The tempting 2026 alternative is to skip developers entirely and prompt an app into existence. For validating an idea, genuinely fine — we say so plainly in our piece on vibe-coded vs engineered software. The trap is the middle path: spending months prompt-looping toward a production app, arriving at something that demos well with foundations you can't assess. If the experiment works, budget for engineering before customers depend on it — bolting discipline on later is possible, but it's never cheaper than building with it.

A Realistic MVP Path

What this looks like when it goes well: one to two weeks of scoping — the job to be done, the one core loop, the data model, the cut list. Three to six weeks of building, with working software visible weekly, AI doing the heavy lifting and engineers reviewing everything that will be load-bearing. Launch to a small real cohort, instrumented so you learn something. Then iterate on evidence. From day one, decide who maintains the product after launch — ownership of the repo, environments, and documentation should be settled in the contract, not discovered in a crisis.
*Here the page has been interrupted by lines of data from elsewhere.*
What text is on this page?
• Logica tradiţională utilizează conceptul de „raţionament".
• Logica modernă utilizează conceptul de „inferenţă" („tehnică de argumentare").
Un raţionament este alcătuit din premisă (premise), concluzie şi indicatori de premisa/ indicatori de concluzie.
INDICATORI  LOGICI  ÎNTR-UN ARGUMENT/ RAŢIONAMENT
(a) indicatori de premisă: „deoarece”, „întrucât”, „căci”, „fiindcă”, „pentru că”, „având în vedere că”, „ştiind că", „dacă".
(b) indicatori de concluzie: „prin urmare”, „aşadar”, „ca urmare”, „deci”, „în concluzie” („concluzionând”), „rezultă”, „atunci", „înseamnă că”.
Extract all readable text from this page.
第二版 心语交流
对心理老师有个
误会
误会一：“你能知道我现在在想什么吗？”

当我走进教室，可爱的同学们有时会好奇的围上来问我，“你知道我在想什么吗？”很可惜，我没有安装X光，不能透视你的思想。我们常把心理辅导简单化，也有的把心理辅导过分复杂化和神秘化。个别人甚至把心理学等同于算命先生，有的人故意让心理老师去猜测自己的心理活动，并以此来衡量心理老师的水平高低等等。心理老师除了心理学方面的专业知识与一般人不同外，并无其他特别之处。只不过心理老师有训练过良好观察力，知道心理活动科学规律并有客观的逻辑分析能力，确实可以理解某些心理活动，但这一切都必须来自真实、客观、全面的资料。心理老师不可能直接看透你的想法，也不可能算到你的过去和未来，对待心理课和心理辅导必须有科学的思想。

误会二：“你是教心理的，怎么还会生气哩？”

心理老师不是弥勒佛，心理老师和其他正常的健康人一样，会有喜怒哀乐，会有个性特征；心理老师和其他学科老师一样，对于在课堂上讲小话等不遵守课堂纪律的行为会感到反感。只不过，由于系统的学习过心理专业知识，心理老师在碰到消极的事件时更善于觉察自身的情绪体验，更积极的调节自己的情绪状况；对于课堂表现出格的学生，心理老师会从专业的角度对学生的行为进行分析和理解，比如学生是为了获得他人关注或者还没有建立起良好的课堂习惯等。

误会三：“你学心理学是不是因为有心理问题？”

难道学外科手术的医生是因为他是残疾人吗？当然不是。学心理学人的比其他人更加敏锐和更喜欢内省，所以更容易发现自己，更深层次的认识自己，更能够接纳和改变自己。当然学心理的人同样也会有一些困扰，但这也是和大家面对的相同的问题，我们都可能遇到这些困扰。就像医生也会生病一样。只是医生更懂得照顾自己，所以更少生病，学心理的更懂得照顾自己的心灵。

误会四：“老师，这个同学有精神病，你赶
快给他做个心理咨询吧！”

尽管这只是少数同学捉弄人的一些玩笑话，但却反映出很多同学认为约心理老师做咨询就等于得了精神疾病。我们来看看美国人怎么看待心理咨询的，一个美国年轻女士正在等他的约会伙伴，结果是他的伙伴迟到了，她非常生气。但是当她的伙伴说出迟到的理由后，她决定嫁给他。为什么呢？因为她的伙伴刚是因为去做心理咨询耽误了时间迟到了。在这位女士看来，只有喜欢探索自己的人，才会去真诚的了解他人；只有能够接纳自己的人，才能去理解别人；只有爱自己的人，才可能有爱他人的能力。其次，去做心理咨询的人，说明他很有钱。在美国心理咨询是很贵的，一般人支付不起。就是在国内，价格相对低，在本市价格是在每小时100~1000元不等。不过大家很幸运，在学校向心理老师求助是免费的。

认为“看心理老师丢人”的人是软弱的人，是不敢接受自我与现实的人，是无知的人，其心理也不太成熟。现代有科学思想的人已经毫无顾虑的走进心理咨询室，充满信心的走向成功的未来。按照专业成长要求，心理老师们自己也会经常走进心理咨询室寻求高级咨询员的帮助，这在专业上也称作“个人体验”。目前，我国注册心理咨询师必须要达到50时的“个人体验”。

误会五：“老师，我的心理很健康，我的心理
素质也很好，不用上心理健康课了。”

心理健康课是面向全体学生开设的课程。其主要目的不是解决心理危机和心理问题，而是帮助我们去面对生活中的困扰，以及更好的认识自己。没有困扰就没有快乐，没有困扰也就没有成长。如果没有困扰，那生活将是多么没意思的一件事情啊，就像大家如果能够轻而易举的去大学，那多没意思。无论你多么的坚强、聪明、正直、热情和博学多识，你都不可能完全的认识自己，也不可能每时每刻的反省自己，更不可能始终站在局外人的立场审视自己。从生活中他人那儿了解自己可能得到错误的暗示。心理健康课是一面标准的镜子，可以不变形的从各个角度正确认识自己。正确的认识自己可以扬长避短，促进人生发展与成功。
Frequently Asked Questions

How much does an MVP cost to build in 2026?

At MadXR's published pricing, a web-based MVP runs $5,000 to $15,000, a mobile MVP $20,000 to $30,000 (iOS-only at $20,000, iOS plus Android at $30,000), and AI-powered products start around $6,000 for a conversational assistant, with custom AI agents from $15,000. What moves the price inside those ranges is scope: number of screens, integrations, and how much custom design or artwork the product needs.

What features should an MVP cut?

Cut everything that is not the core loop users pay for: admin dashboards beyond the basics, role hierarchies, native apps when a responsive web app will do, configurable settings (hard-code sensible defaults instead), integrations beyond the one or two that matter, and any second user persona. Each of these can be added later without structural surgery. The test for cutting a feature: if it were missing, would your first ten users still get the core value?

What should an MVP never cut?

Four things, because they are structural: a sane data model (wrong data models are the number one cause of rebuilds), basic security (authentication, authorization, encrypted secrets), backups with a tested restore, and enough code quality that the next feature takes days rather than weeks. None of these slow down an AI-assisted build much, and all of them are far more expensive to retrofit than to include.

Will we have to rebuild our MVP later?

Not if the foundations were engineered. Rebuilds happen for two reasons: the data model cannot express what the business became, or the code is so tangled that changes cost more than rewriting. Both are avoidable at MVP stage for very little money. A well-built MVP grows by addition — more screens, more integrations, more users — rather than by replacement. Plan for iteration, not for a throwaway.